Nöbet boyunca yaşadıkları baskının, İzmir’in Diyarbakır’dan farkının olmadığını gösterdiğini dile getiren Kürkçü “Bu baskının altında aynı şey yatıyor: Diktatörlük. Diyarbakır’da sömürgecilikle birlikte yaşandığı için gizlenemiyor ama İzmir’de sanki böyle değilmiş gibi bir hava vardı. Halbuki aynı baskı… Hatta Vicdan ve Adalet Nöbeti’ne karşı burada vilayetin tutumu Van’dan bile geri… Bizi çıplak güneş altında bırakmak için tenteleri yasakladılar; bu İzmir gibi bir yerde ölüm tehlikesi demekti. Daimi bir ses sistemi için dövüşmemiz gerekti; elektrik alınmasını engellediler. Açıkçası onlar sadece hiç gelmemiş olmamızı, buradan gitmemizi istiyorlar… Kısacası Türkiye’de tutarlı tek şey, diktatörlüğün her yerde aynı uygulanması.
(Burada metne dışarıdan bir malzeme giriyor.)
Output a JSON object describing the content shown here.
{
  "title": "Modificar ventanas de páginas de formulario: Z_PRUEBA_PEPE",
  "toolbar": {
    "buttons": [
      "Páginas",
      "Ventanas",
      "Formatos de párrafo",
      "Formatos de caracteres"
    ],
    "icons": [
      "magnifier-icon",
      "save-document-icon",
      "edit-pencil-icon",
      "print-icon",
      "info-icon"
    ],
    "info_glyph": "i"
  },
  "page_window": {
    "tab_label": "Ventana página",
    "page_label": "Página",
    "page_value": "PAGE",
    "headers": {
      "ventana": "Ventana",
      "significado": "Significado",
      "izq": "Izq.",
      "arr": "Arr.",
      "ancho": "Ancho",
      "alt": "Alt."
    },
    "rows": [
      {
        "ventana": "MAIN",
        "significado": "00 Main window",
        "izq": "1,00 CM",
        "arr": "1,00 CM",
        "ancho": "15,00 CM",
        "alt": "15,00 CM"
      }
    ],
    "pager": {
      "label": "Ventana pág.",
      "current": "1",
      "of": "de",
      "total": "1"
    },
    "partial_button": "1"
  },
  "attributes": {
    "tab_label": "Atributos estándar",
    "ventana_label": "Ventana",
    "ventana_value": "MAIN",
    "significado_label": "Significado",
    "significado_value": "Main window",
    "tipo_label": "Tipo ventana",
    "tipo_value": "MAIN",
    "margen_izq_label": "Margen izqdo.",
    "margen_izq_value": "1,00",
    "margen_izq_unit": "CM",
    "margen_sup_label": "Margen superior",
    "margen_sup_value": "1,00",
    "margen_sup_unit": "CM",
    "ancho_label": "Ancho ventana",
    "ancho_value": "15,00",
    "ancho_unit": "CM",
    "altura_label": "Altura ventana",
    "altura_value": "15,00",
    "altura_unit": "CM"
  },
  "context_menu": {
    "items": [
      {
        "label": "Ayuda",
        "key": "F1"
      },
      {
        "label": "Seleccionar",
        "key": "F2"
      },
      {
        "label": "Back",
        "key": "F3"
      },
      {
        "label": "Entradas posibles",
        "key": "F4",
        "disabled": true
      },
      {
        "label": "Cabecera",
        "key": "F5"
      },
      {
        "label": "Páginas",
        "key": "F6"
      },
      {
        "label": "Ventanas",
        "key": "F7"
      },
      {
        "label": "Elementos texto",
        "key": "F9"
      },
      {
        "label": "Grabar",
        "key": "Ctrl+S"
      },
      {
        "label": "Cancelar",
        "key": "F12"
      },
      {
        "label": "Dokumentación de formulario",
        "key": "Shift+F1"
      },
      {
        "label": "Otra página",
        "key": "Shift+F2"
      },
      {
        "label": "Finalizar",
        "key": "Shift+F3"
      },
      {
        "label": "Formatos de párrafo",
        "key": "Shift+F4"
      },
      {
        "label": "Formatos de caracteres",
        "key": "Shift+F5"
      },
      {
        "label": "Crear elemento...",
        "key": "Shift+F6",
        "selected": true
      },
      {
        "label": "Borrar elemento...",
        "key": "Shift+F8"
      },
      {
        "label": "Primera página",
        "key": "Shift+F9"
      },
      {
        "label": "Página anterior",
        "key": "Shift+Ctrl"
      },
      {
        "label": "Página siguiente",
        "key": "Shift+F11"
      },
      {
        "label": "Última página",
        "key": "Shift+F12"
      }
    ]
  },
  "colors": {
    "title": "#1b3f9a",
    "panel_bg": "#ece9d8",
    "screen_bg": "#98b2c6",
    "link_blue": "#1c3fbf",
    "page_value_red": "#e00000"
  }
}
‘İNSANLAR AYNI, DÖNEM FARKLI’

“Ancak asıl soru, İzmirliler bunu gördü mü? Gündoğdu alanı, çimenlikler İzmirlilerin övündükleri modern bir dinlenme yeri, boş zaman mekânı. Fakat buranın müdavimi binlerce insan, nöbetin ilk gününden beri nöbet alanını, bu mekanın orta yerinde ağrıtmadıkça unutabilecekleri bir diş çürüğü gibi gördüler. Görünürdeki modernliğin, aslında göründüğü gibi olmadığına ve radikal muhalefet söz konusuysa diktatörlükle muhalefet arasında eşit mesafede kalabileceğine dair bir işaret olduğu için önemli bu… Bu topyekün bir suçlama hiç değil. Bir saptama. Daha önce bu meydanda yaptığımız mitinglerde buradan gelip geçenlerin, oturanların pasif de olsa meydanın heyecanına, kaygısına, coşkusuna eşlik ettiğine tanık olmuştuk. İnsanlar aynı, ama dönem farklı… Bu, politik bilinçte bir tutulma işareti olduğu için önemli işte. AKP’nin yanına geçmiş olmasalar da diktatörlüğe karşı koyuşta motivasyon üretme konusunda bir gerileme var. Gerçi ilk günden itibaren sımsıcak bir ilişki doğması söz konusu olamazdı… Zaten nöbetin ve ‘vicdan ve adalet’ çağrısının varlık nedeni de buydu. Ama eylemi çeşitlendirmemiz, yeni iletişim yolları bulmamız ve çoğaltmamız gerektiğini görmüş olduk.

‘ÖRGÜTLÜ TOPLUM HÂLÂ ÇOK ATAK’

“Tüm amacımız, insanları geri çekildikleri o konumlardan yeniden itiraza çağırmak. Yoksa hiç hazır olmadıkları şeylerle yüzleşmek zorunda kalabilirler. Erdoğan rejimi başörtüsü serbestisinden başörtüsü mecburiyetine geçmeyi dayattığında çok geç kalınmış olabilir. Kılıçdaroğlu bugün nihayet dokunulmazlıkların kaldırılmasını onaylamaktan farklı bir yola girdiği için cezalandırılmaya çalışılıyor. Kılıçdaroğlu’na oy veren bu insanlar buna ne tepki verecek? Ben bu kitleden daha enerjik bir itiraz bekliyorum. Gerçekleşme ise daha geride. Diğer yandan CHP’li vekiller ve CHP’ye destek veren topluluklar başından beri nöbet alanına geliyor. Örgütlü toplum hâlâ çok atak… Ancak pasif seçmenlerle örgütlü topluluklar arasında hala aşılması gereken bir mesafe olduğunu da görüyoruz.

“Pazar günü buradan ayrılıyoruz. Herhangi bir vahametle karşılaşmadan buradan ayrılacağımızı umuyoruz. Bu nöbet bitecek ama muhalefeti toparlayıncaya dek yeni eylem biçimleri bulmak için çalışmaya devam edeceğiz. Birçok tecrübe yaşadık. Bundan sonraki adımlarımızda eylemi yerelleştirdikçe insanların ne istediklerini ve neye hazır olduklarını öğrenmek ve böylece yeni eylem biçimleri bularak daha derinlere ulaşmak mümkün olacak.”